At the Cannes Film Festival in 1979 the Palme d’Or - the prize for the top film at the festival - was split and awarded to two films: the German film The Tin Drum, and Francis Ford Coppola’s Apocalypse Now. Both deal with war as a subject and both are adaptations of famous novels seemingly hard to adapt, yet they were executed very well anyways. Although splitting the Palme d’Or is nothing new for the festival1, I thought it would be interesting to pick which film should be considered the true winner for 1979.
To begin, Coppola’s film was somewhat protested, being entered as a work in progress instead of a finished piece, but it still wowed enough to garner the French prize, which speaks to the power of his vision and that film in and of itself. That is a little shocking in itself, especially knowing the insanity this film went through to get finished - notably captured in the documentary Heart of Darkness. Still, Apocalypse Now is often cited as one of the most prolific, influential, and important movies of all time. It has been parodied, mimicked, copied, and so on, but even those who have tried to match it with their own Vietnam stories can never seem to fully get to the level executed in this film. While Apocalypse Now did not bring home any major hardware from the Oscars2, its staying power in not only American cinema, but cinema history as a whole cannot be understated.
The Tin Drum is a different story. Where Coppola’s film keeps the primary themes of its source text but morphs it around the Vietnamese conflict, Volker Schlöndorff stays fairly faithful to the 1959 novel. The story follows a young boy, Oskar, who is the product of a throuple situation of a Kashubian3 mother, her Polish first cousin, and a German lover. At one point, Oskar decides to injure himself to stop growing at the age of three so he can stay a child forever. We then follow his journey over the next 18 years as he witnesses the fall of his hometown of Danzing to German rule through the second world war. It is an oddity to say the least, and one that didn’t come without its own issues4, yet one that is pretty beautifully shot. There’s a reading about one’s refusal and inability to accept the reality of the world around them; about being torn between identities in a world that wants to label you; being forced to take sides in a conflict you don’t want to take apart of; aligning with values against your own just to survive; the farcical nature of war and its propagandistic techniques; and how, at the end of the day, we are all just sexually deprived beasts. In addition to the Palme d’Or, it went on to win the 1980 Best Foreign Film Oscar and was one of the most highly touted German films ever.
So with all of that being said, The Tin Drum is not it for me.

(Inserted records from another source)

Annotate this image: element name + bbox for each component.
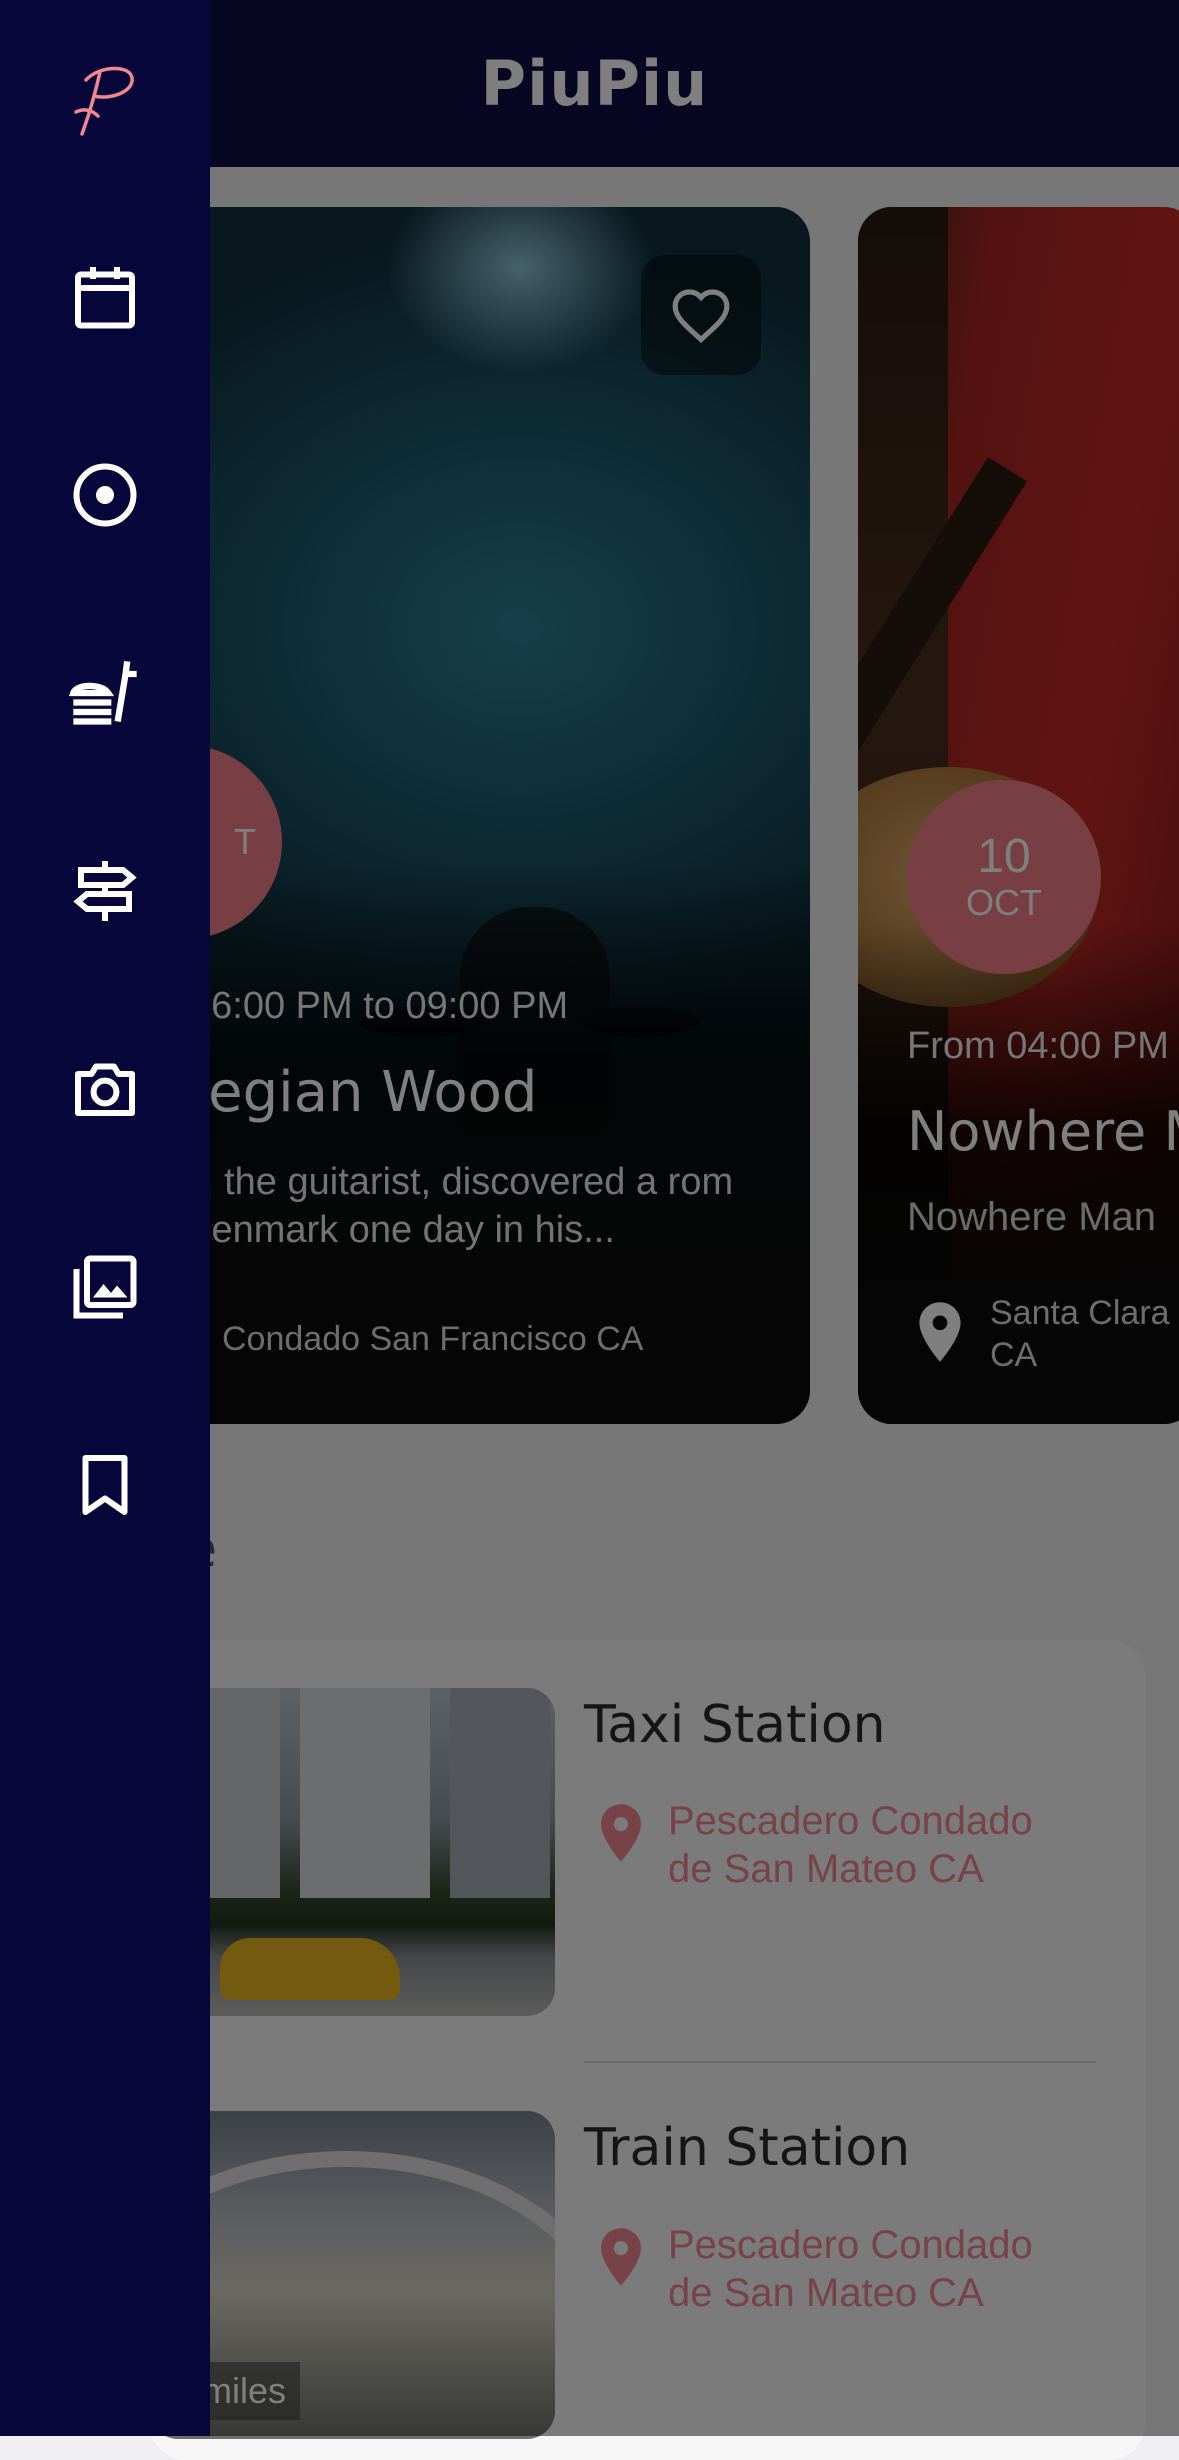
signpost-icon bbox=[73, 861, 137, 921]
nav-item-saved[interactable] bbox=[50, 1430, 160, 1540]
nav-item-music[interactable] bbox=[50, 440, 160, 550]
nav-item-gallery[interactable] bbox=[50, 1232, 160, 1342]
disc-icon bbox=[73, 463, 137, 527]
food-icon bbox=[68, 660, 137, 725]
nav-item-photos[interactable] bbox=[50, 1034, 160, 1144]
calendar-icon bbox=[75, 267, 135, 329]
gallery-icon bbox=[73, 1255, 137, 1319]
camera-icon bbox=[75, 1063, 135, 1116]
nav-drawer bbox=[0, 0, 210, 2436]
nav-item-directions[interactable] bbox=[50, 836, 160, 946]
bookmark-icon bbox=[82, 1455, 128, 1515]
nav-item-calendar[interactable] bbox=[50, 242, 160, 352]
app-logo-icon bbox=[74, 66, 134, 136]
nav-item-food[interactable] bbox=[50, 638, 160, 748]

I get what it was going for and it seemed, tonally, just way too zany. I’m sure the sexual id of the book was relayed well in the film, but it was such an odd display in addition to all of the other working parts of it, even when, it seems like that same Oedipal nature is supposed to be the most important aspect of the film. It is an important film in its own right, one that is one of the first to truly critique old Germany with this wave of new German cinema, but sitting through two hours and forty four minutes of this was a slog at times5, especially with a wildly unlikable (but very well acted) character. Not to sound like the typical film bro, but I think Apocalypse Now’s importance supersedes this film, and is the true champion of 1979 - even with all of its recuts.
It previously happened six times, the first two years handing out multiple “Grand Prix” awards.
It did win for Best Sound and Best Cinematography.
It is a very sexually charged film that does depict graphic imagery and some simulated imagery with a then 11 year-old which led to censorship and banning for a period.
The initial distributed cut was two hours and 15 minutes, but the director wanted to go back and add some sequences in the 2000s, thus rendering this edition.